1. Write your set of points P and G as Nx3 matrices (N rows of x,y,z coordinates)
2. Compute covariance matrix $C=P^T G$
3. Compute SVD decomposition $C = U \Sigma V^T$
4. Then your answer is $M=V \left[ {\begin{array}{ccc} 1&0&0 \\ 0&1&0 \\ 0 & 0 & \det(VU^T) \end{array} } \right]U^T$

See "Least-Squares Rigid Motion Using SVD" for a proof

Several variations for this idea are available. If you want to assign weights $w_i$ to individual points then compute NxN diagonal weight matrix $W$ with $w_i$ as diagonal elements and use $C = P^T W G$ for step 2. If you are OK with just orthogonal matrices (it's OK to have reflections as well as rotations) step 4) can be replaced with just $M=VU^T$. If you want to mix some translations and work in E(3), compute centroids for P and G sets first, use it to calculate zero-centered versions of both point sets $P'$ and $G'$ and compute $C$ using $P'$ and $G'$ instead of $P$ and $G$. Compute rotation according to formulas above, then add translation that moves $P$ centroid to $G$ centroid on top of it.
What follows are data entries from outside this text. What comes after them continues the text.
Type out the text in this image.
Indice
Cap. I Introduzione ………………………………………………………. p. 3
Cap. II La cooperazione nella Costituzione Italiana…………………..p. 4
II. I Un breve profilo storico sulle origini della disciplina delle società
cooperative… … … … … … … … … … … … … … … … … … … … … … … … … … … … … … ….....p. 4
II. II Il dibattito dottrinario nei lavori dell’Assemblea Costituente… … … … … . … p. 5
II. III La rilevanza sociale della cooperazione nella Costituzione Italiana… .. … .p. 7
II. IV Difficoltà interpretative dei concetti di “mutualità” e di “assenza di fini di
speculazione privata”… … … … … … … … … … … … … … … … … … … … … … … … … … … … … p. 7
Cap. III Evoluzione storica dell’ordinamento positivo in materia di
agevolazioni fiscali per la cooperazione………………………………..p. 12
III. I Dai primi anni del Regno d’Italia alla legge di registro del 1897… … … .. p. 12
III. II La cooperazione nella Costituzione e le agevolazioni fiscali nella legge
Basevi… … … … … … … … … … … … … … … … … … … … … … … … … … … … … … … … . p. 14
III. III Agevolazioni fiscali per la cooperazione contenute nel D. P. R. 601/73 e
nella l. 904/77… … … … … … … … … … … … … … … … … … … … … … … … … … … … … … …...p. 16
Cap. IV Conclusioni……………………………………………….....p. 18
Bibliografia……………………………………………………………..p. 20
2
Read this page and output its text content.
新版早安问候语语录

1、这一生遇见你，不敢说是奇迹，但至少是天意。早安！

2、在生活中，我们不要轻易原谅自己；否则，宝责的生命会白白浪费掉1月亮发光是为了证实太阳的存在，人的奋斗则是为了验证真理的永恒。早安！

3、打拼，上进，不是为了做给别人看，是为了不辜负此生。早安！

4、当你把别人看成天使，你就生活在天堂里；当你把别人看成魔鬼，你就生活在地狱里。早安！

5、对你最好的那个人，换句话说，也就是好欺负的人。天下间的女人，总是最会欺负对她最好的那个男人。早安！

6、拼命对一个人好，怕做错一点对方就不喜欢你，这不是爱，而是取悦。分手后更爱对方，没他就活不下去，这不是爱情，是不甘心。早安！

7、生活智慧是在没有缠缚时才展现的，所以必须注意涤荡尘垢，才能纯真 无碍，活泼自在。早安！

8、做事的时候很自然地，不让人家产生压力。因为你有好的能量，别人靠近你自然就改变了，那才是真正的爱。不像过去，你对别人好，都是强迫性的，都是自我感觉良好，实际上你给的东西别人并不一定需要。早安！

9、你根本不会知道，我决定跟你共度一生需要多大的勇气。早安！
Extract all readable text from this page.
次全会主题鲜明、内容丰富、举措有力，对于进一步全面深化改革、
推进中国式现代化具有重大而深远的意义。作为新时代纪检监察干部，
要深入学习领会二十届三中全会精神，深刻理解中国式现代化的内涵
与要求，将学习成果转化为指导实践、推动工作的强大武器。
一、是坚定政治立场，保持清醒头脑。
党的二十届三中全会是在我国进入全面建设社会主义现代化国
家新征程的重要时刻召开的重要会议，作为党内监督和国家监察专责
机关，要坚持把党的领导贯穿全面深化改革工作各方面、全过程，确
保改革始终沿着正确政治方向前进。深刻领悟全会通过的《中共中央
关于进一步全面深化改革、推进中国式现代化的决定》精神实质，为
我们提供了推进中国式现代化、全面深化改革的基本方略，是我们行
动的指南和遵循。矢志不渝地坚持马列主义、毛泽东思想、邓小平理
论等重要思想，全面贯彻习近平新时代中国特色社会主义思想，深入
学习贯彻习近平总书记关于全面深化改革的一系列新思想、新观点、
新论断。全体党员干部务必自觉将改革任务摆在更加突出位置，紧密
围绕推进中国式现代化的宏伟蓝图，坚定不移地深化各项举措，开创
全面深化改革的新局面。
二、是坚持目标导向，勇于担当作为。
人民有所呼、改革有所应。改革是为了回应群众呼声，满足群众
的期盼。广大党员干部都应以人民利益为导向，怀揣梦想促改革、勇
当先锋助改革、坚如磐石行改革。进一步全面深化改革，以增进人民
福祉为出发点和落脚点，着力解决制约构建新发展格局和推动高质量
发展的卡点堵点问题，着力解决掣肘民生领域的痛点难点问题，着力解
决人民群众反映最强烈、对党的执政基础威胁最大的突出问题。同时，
If you still want to use gradient descend instead of formulas, then probably the best way to do so is to work with Lie algebra $\mathfrak{so}(3)$. The idea is that gradient descent essentially gives you a direction $v$ where you should go. In terms of differential geometry this vector $v$ can be thought as a tangential vector to Lie manifold $SO(3)$. Elements of this tangential space form Lie algebra $\mathfrak{so}(3)$ and they can be mapped to original Lie space by exponentiation transform. When you start with initial approximation $M_i$, you can do update as following:

$M_{i+1} = Exp(\alpha \cdot v) M_i$

The $M_{i+1}$ will be an element from $SO(3)$ that can be thought as $\alpha$ distance away from $M_i$ in direction $v$. There's more than one way to do this trick, but one of the simplest is to use matrix representation. This way $\mathfrak{so}(3)$ is a space of skew-symmetric 3x3 matrices and $Exp$ is a matrix exponent. You can compute latter using Rodrigues' rotation formula. It can be also approximated by well-known Taylor series. In particular, 1st order Taylor expansion $Exp(u) ~= I + u$ is widely used to approximate small rotation matrices. This is an overkill for this problem, but it works like a charm for more complex optimization problems involving N bodies.